Voilà le sens de la fête de la Pentecôte : le Saint-Esprit est donné à tous ceux qui désirent l’accueillir pour devenir son temple. Dieu ne repose pas d’abord dans nos églises : il demeure d’abord en nous. C’est le mystère de son inhabitation dans les âmes : « Ne savez-vous pas que vous êtes un temple de Dieu, et que l’Esprit de Dieu habite en vous ? » écrit Saint Paul aux Corinthiens (1 Co 3, 16). C’est dans sa lumière que nous discernons le chemin à prendre pour vivre l’Evangile dans notre vie concrète.

Quels changements dans nos vies ? 
C’est justement dans l’Esprit Saint que chacun pourra comprendre ce que les deux mois de confinement ont suscité comme question, réflexion, intuition, décision… En particulier dans trois domaines :

1. D’abord dans la façon de consommer puisque la difficulté de sortir et de faire des courses ont imposé une certaine sobriété. Dans les achats de biens de consommation mais aussi dans les déplacements, les projets de vacances, l’utilisation des moyens de transports, les sorties, les activités de loisir. Même l’expérience du télétravail et des visioconférences nous a interrogés sur la façon de collaborer sans toujours avoir à nous déplacer.

2. Ensuite dans le rapport au temps qu’il a fallu habiter autrement : nous avons été moins dans la surcharge d’activités, dans le stress ou la fuite. Et davantage dans l’organisation personnelle, la reprise en main de son emploi du temps, l’expérience de moments à soi, les temps consacrés à la prière, à la lecture, aux échanges en famille qu’on a reçu comme un cadeau, comme une chance de retrouver nos priorités. Il a fallu aussi apprendre à ne plus pouvoir faire de projet à court et moyen terme, et, par conséquent, à vivre plus pleinement l’instant présent, l’instant donné, sans être immédiatement projeté vers l’avenir.

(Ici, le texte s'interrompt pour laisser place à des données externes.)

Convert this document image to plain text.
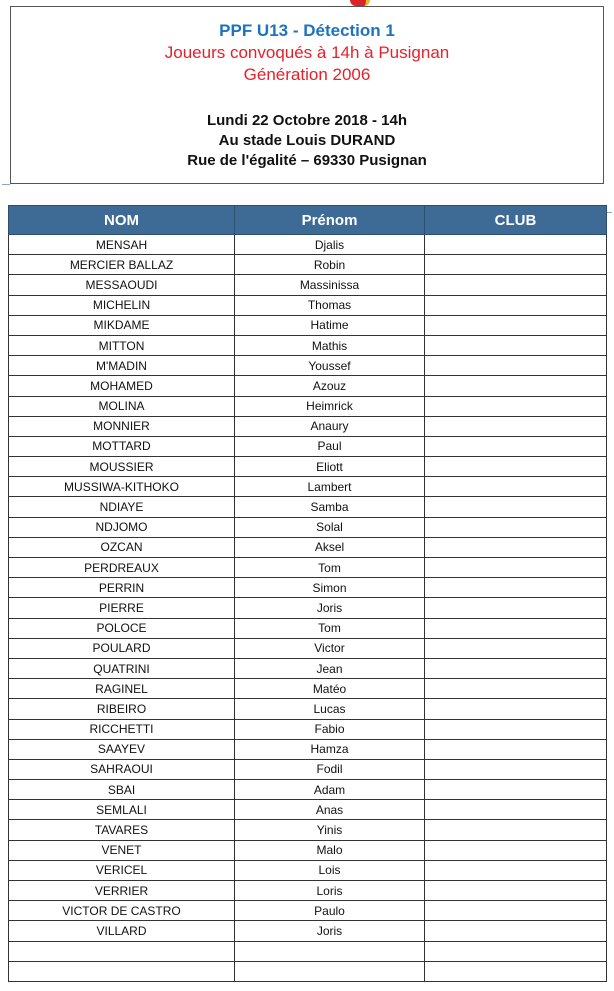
PPF U13 - Détection 1
Joueurs convoqués à 14h à Pusignan
Génération 2006
Lundi 22 Octobre 2018 - 14h
Au stade Louis DURAND
Rue de l'égalité – 69330 Pusignan
NOM	Prénom	CLUB
MENSAH	Djalis	
MERCIER BALLAZ	Robin	
MESSAOUDI	Massinissa	
MICHELIN	Thomas	
MIKDAME	Hatime	
MITTON	Mathis	
M'MADIN	Youssef	
MOHAMED	Azouz	
MOLINA	Heimrick	
MONNIER	Anaury	
MOTTARD	Paul	
MOUSSIER	Eliott	
MUSSIWA-KITHOKO	Lambert	
NDIAYE	Samba	
NDJOMO	Solal	
OZCAN	Aksel	
PERDREAUX	Tom	
PERRIN	Simon	
PIERRE	Joris	
POLOCE	Tom	
POULARD	Victor	
QUATRINI	Jean	
RAGINEL	Matéo	
RIBEIRO	Lucas	
RICCHETTI	Fabio	
SAAYEV	Hamza	
SAHRAOUI	Fodil	
SBAI	Adam	
SEMLALI	Anas	
TAVARES	Yinis	
VENET	Malo	
VERICEL	Lois	
VERRIER	Loris	
VICTOR DE CASTRO	Paulo	
VILLARD	Joris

3. Enfin les relations de proximité, de voisinage, les solidarités les plus évidentes. Attirés par le monde qui s’ouvre à nous depuis internet et les possibilités de voyager, nous ne savons parfois plus regarder la personne qui vit dans la maison ou l’appartement d’en face. Le confinement a permis de rouvrir des portes et des fenêtres entre voisin. Ne serait-ce que pour applaudir ensemble à 20h. Mais surtout pour apporter un repas, garder des enfants, demander des nouvelles. Le 24 mai dernier le Pape François a proposé de se pencher pendant l’année qui vient sur l’encyclique Laudato Si, cinq ans après sa parution.

Or ce texte nous interroge précisément sur le soin que nous prenons de la Création qui est un don de Dieu remis entre nos mains, sur notre manière de consommer, sur notre façon de respecter et de protéger la vie humaine, sur notre relation à la technique. C’est une invitation à relire ce message du Pape à la lumière de l’expérience que nous venons de faire de la pandémie qui a touché notre planète
entière et des leçons personnelles et collectives que nous en tirons.